Compensation at MBX is likely dominated by equity‑based awards—options/RSUs and milestone‑linked grants—consistent with the company’s lack of revenue and heavy R&D spending; the 10‑K highlights material unrecognized stock‑based compensation (about $17.9M) and rising headcount‑related pay. Cash salaries and discretionary bonuses are typically modest in small biotechs, so management incentives are structured to reward clinical and regulatory milestones (INDs, trial enrollment completions, topline readouts) and progress toward partnering or commercialization. Public‑company costs from the recent IPO and Series C financings also drove higher G&A and likely precipitated larger or more frequent equity grants to retain talent. Because MBX faces near‑term catalysts and likely additional capital needs, compensation plans may emphasize multiyear vesting and performance conditions tied to program advancement and capitalization events.

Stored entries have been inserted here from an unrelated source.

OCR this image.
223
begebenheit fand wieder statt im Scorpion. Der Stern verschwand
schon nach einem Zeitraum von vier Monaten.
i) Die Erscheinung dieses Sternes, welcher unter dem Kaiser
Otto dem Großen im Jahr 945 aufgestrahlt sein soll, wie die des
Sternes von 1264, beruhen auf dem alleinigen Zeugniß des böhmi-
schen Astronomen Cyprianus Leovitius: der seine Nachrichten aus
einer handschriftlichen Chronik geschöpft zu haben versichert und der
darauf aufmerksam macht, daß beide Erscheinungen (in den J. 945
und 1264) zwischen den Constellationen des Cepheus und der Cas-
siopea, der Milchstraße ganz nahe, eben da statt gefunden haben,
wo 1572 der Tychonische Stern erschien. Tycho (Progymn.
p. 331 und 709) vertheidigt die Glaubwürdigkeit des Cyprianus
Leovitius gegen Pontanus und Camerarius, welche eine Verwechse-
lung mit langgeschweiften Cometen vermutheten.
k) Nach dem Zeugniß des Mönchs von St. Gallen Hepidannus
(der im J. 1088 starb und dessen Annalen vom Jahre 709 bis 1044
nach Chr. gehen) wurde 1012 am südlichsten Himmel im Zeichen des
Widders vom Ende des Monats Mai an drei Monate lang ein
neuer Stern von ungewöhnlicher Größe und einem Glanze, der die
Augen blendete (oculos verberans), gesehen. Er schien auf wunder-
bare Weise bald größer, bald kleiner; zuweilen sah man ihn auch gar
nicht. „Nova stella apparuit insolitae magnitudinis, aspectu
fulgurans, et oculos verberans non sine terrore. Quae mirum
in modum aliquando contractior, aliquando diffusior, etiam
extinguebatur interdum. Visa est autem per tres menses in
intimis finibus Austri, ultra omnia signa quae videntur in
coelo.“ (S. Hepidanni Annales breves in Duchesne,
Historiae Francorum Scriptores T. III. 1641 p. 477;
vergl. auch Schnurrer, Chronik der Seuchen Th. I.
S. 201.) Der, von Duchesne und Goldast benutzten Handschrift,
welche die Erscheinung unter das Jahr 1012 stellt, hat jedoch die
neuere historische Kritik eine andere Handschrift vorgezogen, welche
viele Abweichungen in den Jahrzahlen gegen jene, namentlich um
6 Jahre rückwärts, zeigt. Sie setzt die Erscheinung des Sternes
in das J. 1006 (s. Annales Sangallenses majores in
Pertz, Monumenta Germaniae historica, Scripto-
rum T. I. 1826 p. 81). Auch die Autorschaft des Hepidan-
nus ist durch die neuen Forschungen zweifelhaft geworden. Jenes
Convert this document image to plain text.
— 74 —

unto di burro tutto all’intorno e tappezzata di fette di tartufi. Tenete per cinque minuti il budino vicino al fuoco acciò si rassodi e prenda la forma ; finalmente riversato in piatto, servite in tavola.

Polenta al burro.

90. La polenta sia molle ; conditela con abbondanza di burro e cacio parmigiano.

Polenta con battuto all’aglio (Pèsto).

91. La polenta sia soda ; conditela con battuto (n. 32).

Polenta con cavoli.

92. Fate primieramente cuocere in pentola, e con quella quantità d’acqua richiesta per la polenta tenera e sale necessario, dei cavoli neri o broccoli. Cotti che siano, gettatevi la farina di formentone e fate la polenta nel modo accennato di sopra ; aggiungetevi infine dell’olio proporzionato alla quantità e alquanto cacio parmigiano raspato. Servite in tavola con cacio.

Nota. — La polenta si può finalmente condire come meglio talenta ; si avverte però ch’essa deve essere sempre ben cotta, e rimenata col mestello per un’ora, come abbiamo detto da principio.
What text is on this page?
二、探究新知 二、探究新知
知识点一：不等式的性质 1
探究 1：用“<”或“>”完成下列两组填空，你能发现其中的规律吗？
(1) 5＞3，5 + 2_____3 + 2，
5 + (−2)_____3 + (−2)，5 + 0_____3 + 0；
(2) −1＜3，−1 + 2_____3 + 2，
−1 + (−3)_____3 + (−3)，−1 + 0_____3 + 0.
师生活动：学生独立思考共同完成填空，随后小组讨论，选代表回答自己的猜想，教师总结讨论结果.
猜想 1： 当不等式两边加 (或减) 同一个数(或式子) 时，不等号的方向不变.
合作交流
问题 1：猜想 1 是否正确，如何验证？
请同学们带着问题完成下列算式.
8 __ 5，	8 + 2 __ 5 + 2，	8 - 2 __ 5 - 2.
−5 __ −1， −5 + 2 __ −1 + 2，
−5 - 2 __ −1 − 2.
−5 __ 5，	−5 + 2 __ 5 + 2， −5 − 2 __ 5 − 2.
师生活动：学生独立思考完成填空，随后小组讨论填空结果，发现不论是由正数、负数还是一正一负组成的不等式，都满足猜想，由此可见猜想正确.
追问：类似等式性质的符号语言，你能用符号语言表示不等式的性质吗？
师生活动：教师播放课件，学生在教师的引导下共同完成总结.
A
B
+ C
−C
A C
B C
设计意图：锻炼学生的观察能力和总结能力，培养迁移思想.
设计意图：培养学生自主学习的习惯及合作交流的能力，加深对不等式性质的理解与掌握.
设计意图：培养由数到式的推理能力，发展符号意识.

With several imminent, material clinical and regulatory milestones (notably the Q3 2025 canvuparatide topline readout and multiple IND/Phase‑2 starts), MBX insiders will be subject to heightened trading risk and should observe strict blackout windows before such announcements; trial readouts and IND clearances are material nonpublic information under SEC rules. Given substantial equity compensation and option exercises, insiders commonly transact to cover tax liabilities or diversify—look for patterned sales after public disclosures, financing closings, or lock‑up expirations tied to the 2024 IPO. Investors should watch for use of 10b5‑1 plans (to signal pre‑scheduled, rule‑compliant selling) and monitor Section 16 filings (Forms 3/4/5) for timing and size of insider trades, as insider selling or large option exercises can presage dilution or be routine liquidity events. Regulatory/payor, manufacturing (CMO) and license‑related milestones can also produce material moves, so trading activity clustered ahead of financing or partnership announcements is particularly informative.